UMGZ 48x24x11.5 [M8] GZ / N38 - magnetic holder external thread

Strengths and weaknesses of neodymium magnets.

Besides their high retention, neodymium magnets are valued for these benefits:

• They virtually do not lose power, because even after 10 years the performance loss is only ~1% (in laboratory conditions),
• Neodymium magnets are characterized by remarkably resistant to demagnetization caused by magnetic disturbances,
• In other words, due to the smooth finish of silver, the element gains a professional look,
• Magnets exhibit extremely high magnetic induction on the active area,
• Through (adequate) combination of ingredients, they can achieve high thermal resistance, allowing for functioning at temperatures approaching 230°C and above...
• Thanks to freedom in designing and the capacity to customize to unusual requirements,
• Versatile presence in modern industrial fields – they are used in data components, motor assemblies, advanced medical instruments, and multitasking production systems.
• Relatively small size with high pulling force – neodymium magnets offer high power in small dimensions, which makes them useful in small systems

What to avoid - cons of neodymium magnets: application proposals

• To avoid cracks under impact, we suggest using special steel holders. Such a solution protects the magnet and simultaneously improves its durability.
• We warn that neodymium magnets can reduce their strength at high temperatures. To prevent this, we recommend our specialized [AH] magnets, which work effectively even at 230°C.
• Due to the susceptibility of magnets to corrosion in a humid environment, we suggest using waterproof magnets made of rubber, plastic or other material immune to moisture, when using outdoors
• We suggest casing - magnetic mount, due to difficulties in realizing threads inside the magnet and complicated forms.
• Health risk resulting from small fragments of magnets are risky, when accidentally swallowed, which is particularly important in the context of child health protection. Furthermore, small elements of these products are able to disrupt the diagnostic process medical in case of swallowing.
• Due to neodymium price, their price is higher than average,

Optimal lifting capacity of a neodymium magnet – what contributes to it?

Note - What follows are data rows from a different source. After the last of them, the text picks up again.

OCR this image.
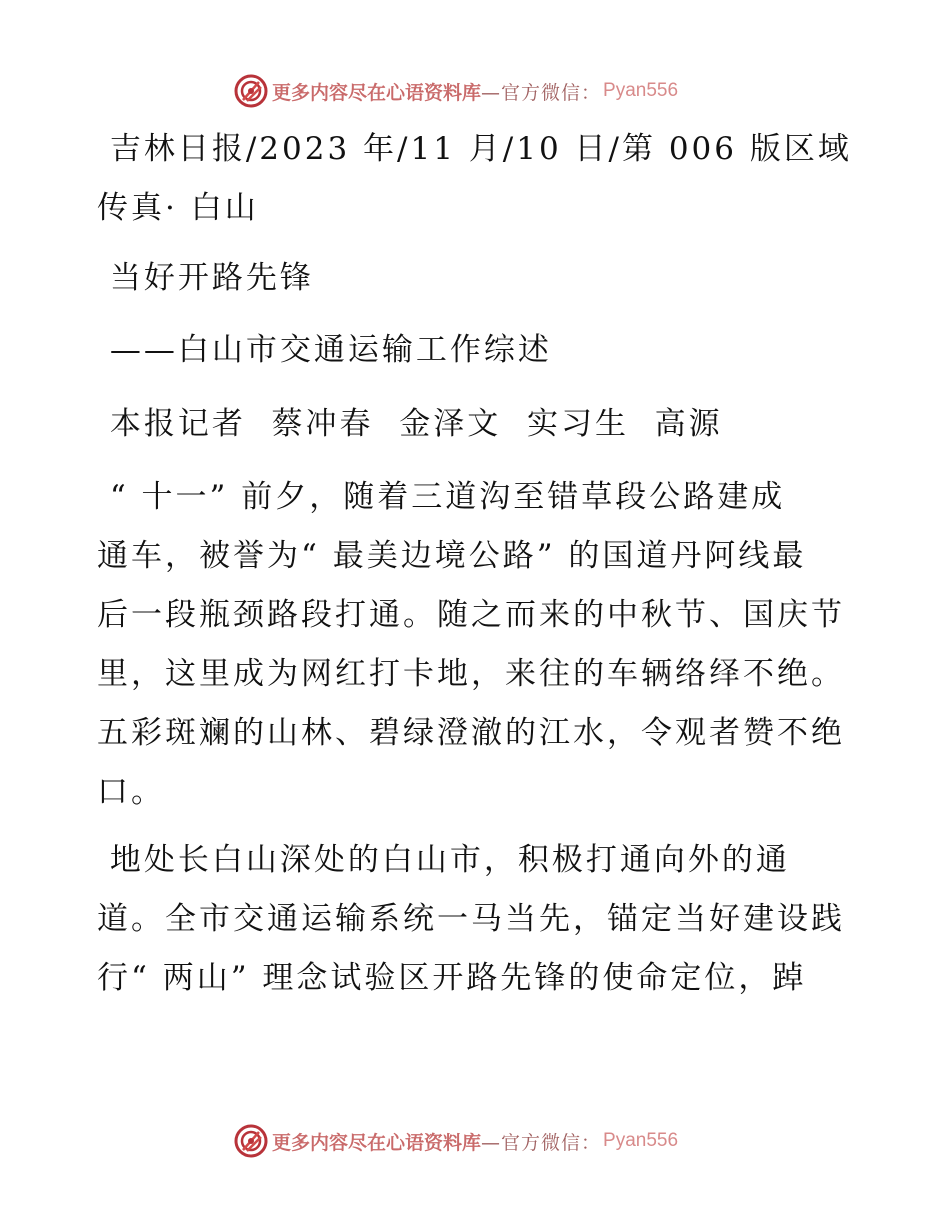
更多内容尽在心语资料库 —官方微信： Pyan556
吉林日报/2023 年/11 月/10 日/第 006 版区域
传真· 白山
当好开路先锋
——白山市交通运输工作综述
本报记者  蔡冲春  金泽文  实习生  高源
“ 十一” 前夕，随着三道沟至错草段公路建成
通车，被誉为“ 最美边境公路” 的国道丹阿线最
后一段瓶颈路段打通。随之而来的中秋节、国庆节
里，这里成为网红打卡地，来往的车辆络绎不绝。
五彩斑斓的山林、碧绿澄澈的江水，令观者赞不绝
口。
地处长白山深处的白山市，积极打通向外的通
道。全市交通运输系统一马当先，锚定当好建设践
行“ 两山” 理念试验区开路先锋的使命定位，踔
更多内容尽在心语资料库 —官方微信： Pyan556
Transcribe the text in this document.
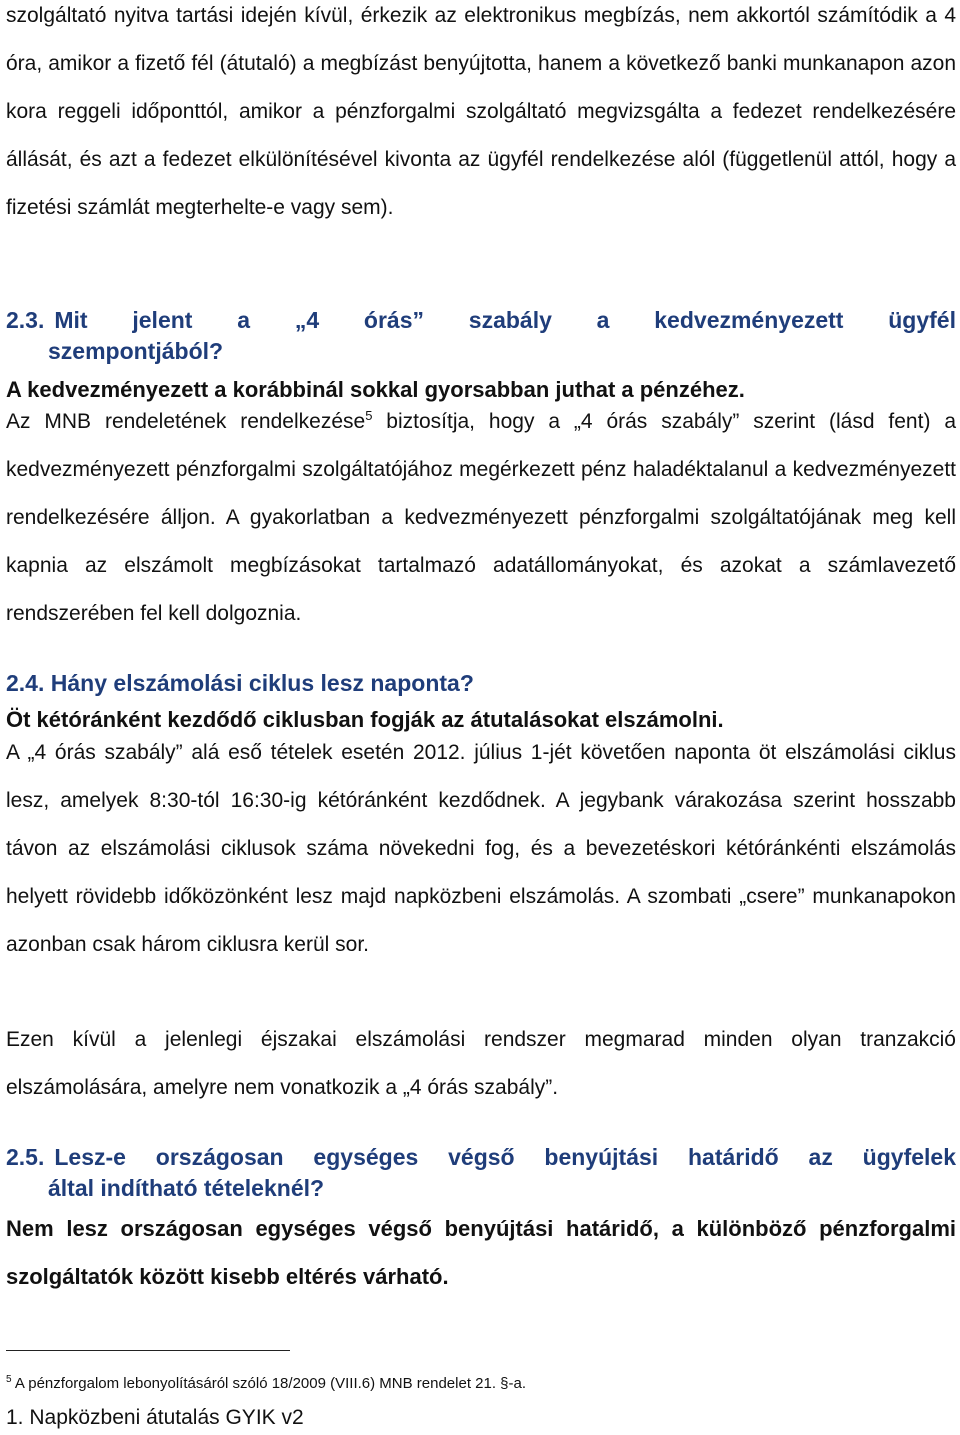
szolgáltató nyitva tartási idején kívül, érkezik az elektronikus megbízás, nem akkortól számítódik a 4 óra, amikor a fizető fél (átutaló) a megbízást benyújtotta, hanem a következő banki munkanapon azon kora reggeli időponttól, amikor a pénzforgalmi szolgáltató megvizsgálta a fedezet rendelkezésére állását, és azt a fedezet elkülönítésével kivonta az ügyfél rendelkezése alól (függetlenül attól, hogy a fizetési számlát megterhelte-e vagy sem).

2.3. Mit jelent a „4 órás” szabály a kedvezményezett ügyfél
szempontjából?

A kedvezményezett a korábbinál sokkal gyorsabban juthat a pénzéhez.

Az MNB rendeletének rendelkezése$^5$ biztosítja, hogy a „4 órás szabály” szerint (lásd fent) a kedvezményezett pénzforgalmi szolgáltatójához megérkezett pénz haladéktalanul a kedvezményezett rendelkezésére álljon. A gyakorlatban a kedvezményezett pénzforgalmi szolgáltatójának meg kell kapnia az elszámolt megbízásokat tartalmazó adatállományokat, és azokat a számlavezető rendszerében fel kell dolgoznia.

2.4. Hány elszámolási ciklus lesz naponta?

Öt kétóránként kezdődő ciklusban fogják az átutalásokat elszámolni.

A „4 órás szabály” alá eső tételek esetén 2012. július 1-jét követően naponta öt elszámolási ciklus lesz, amelyek 8:30-tól 16:30-ig kétóránként kezdődnek. A jegybank várakozása szerint hosszabb távon az elszámolási ciklusok száma növekedni fog, és a bevezetéskori kétóránkénti elszámolás helyett rövidebb időközönként lesz majd napközbeni elszámolás. A szombati „csere” munkanapokon azonban csak három ciklusra kerül sor.

Ezen kívül a jelenlegi éjszakai elszámolási rendszer megmarad minden olyan tranzakció elszámolására, amelyre nem vonatkozik a „4 órás szabály”.

2.5. Lesz-e országosan egységes végső benyújtási határidő az ügyfelek
által indítható tételeknél?

Nem lesz országosan egységes végső benyújtási határidő, a különböző pénzforgalmi szolgáltatók között kisebb eltérés várható.

$^5$ A pénzforgalom lebonyolításáról szóló 18/2009 (VIII.6) MNB rendelet 21. §-a.

1. Napközbeni átutalás GYIK v2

The specified lifting capacity refers to the limit force, recorded under ideal test conditions, namely:

• with the contact of a yoke made of low-carbon steel, guaranteeing full magnetic saturation
• whose thickness reaches at least 10 mm
• characterized by smoothness
• without any insulating layer between the magnet and steel
• for force applied at a right angle (in the magnet axis)
• at conditions approx. 20°C

Magnet lifting force in use – key factors

Please note that the magnet holding may be lower influenced by the following factors, in order of importance:

• Air gap (between the magnet and the plate), since even a microscopic clearance (e.g. 0.5 mm) results in a decrease in lifting capacity by up to 50% (this also applies to varnish, corrosion or dirt).
• Force direction – remember that the magnet has greatest strength perpendicularly. Under shear forces, the capacity drops significantly, often to levels of 20-30% of the nominal value.
• Element thickness – for full efficiency, the steel must be sufficiently thick. Thin sheet restricts the lifting capacity (the magnet "punches through" it).
• Plate material – mild steel gives the best results. Alloy steels reduce magnetic permeability and lifting capacity.
• Plate texture – smooth surfaces guarantee perfect abutment, which increases force. Uneven metal weaken the grip.
• Temperature influence – high temperature reduces magnetic field. Exceeding the limit temperature can permanently damage the magnet.

* Lifting capacity testing was conducted on a smooth plate of optimal thickness, under perpendicular forces, however under shearing force the load capacity is reduced by as much as 75%. Moreover, even a slight gap {between} the magnet and the plate reduces the load capacity.